Machine learning has been progressively generalised to operate within non-Euclidean domains, but geometrically accurate methods for learning on surfaces are still falling behind. The lack of closed-form Riemannian operators, the non-differentiability of their discrete counterparts, and poor parallelisation capabilities have been the main obstacles to the development of the field on meshes. A principled framework to compute the exponential map on Riemannian surfaces discretised as meshes is straightest geodesics, which also allows to trace geodesics and parallel-transport vectors as a by-product. We provide a parallel GPU implementation and derive two different methods for differentiating through the straightest geodesics, one leveraging an extrinsic proxy function and one based upon a geodesic finite differences scheme. After proving our parallelisation performance and accuracy, we demonstrate how our differentiable exponential map can improve learning and optimisation pipelines on general geometries. In particular, to showcase the versatility of our method, we propose a new geodesic convolutional layer, a new flow matching method for learning on meshes, and a second-order optimiser that we apply to centroidal Voronoi tessellation. Our code, models, and pip-installable library (digeo) are available at: circle-group.github.io/research/DSG.

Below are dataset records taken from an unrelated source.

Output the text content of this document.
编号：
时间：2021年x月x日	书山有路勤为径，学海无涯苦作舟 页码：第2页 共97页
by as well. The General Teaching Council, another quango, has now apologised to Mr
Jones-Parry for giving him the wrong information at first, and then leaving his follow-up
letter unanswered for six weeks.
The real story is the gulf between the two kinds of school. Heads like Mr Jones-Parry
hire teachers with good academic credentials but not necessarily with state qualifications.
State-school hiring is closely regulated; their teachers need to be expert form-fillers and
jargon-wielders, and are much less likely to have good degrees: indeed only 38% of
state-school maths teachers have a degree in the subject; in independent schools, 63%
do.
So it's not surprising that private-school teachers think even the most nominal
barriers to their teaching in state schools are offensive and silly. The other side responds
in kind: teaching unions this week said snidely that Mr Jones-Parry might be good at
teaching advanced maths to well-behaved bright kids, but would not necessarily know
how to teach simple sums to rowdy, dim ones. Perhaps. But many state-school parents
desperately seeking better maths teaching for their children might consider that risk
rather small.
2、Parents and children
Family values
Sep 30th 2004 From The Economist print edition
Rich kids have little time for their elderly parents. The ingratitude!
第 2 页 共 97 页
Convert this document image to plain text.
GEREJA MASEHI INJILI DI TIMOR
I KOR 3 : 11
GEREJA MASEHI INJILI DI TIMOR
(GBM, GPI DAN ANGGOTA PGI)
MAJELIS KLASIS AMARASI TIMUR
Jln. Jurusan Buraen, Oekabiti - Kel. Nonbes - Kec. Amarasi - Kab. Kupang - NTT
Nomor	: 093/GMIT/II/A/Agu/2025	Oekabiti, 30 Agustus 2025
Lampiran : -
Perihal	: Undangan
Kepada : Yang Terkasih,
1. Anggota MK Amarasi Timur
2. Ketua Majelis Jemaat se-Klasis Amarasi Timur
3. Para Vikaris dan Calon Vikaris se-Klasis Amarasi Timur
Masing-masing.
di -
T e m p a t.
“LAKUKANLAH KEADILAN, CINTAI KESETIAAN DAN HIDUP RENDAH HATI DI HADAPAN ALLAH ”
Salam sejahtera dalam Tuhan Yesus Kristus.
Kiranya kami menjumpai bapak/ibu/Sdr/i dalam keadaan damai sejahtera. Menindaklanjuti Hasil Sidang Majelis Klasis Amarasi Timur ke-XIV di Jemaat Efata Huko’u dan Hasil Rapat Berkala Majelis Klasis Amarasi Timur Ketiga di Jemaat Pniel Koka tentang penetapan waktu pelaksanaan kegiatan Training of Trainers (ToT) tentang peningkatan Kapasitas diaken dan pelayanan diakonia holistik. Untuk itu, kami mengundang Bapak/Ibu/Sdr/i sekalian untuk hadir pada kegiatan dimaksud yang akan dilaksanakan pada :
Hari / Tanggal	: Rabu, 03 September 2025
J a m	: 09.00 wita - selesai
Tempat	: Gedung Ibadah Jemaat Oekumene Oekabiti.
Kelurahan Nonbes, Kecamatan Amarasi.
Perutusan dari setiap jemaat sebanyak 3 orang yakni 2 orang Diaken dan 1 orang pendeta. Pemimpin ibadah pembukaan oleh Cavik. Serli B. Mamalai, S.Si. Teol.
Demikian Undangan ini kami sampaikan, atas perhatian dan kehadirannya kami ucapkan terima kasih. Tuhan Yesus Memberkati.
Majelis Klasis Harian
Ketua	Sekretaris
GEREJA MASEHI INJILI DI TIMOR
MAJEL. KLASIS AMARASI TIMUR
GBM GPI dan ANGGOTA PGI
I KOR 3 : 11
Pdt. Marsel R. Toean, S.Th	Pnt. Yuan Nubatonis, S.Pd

翻译：机器学习已逐步推广至非欧几里得领域，但在曲面上进行几何精确学习的方法仍显滞后。缺乏闭式黎曼算子、其离散对应物的不可微性以及较差的并行化能力，一直是该领域在网格上发展的主要障碍。最直测地线为计算离散化为网格的黎曼曲面上的指数映射提供了一个原理性框架，同时也能作为副产品追踪测地线和平移向量。我们提供了一个并行的GPU实现，并推导了两种不同的通过最直测地线进行微分的方法：一种利用外部代理函数，另一种基于测地线有限差分方案。在证明了我们的并行化性能和准确性之后，我们展示了我们的可微分指数映射如何改进一般几何形状上的学习和优化流程。特别是，为了展示我们方法的通用性，我们提出了一种新的测地线卷积层、一种用于网格学习的新流匹配方法，以及一个我们应用于中心Voronoi剖分的二阶优化器。我们的代码、模型和可通过pip安装的库（digeo）可在以下网址获取：circle-group.github.io/research/DSG。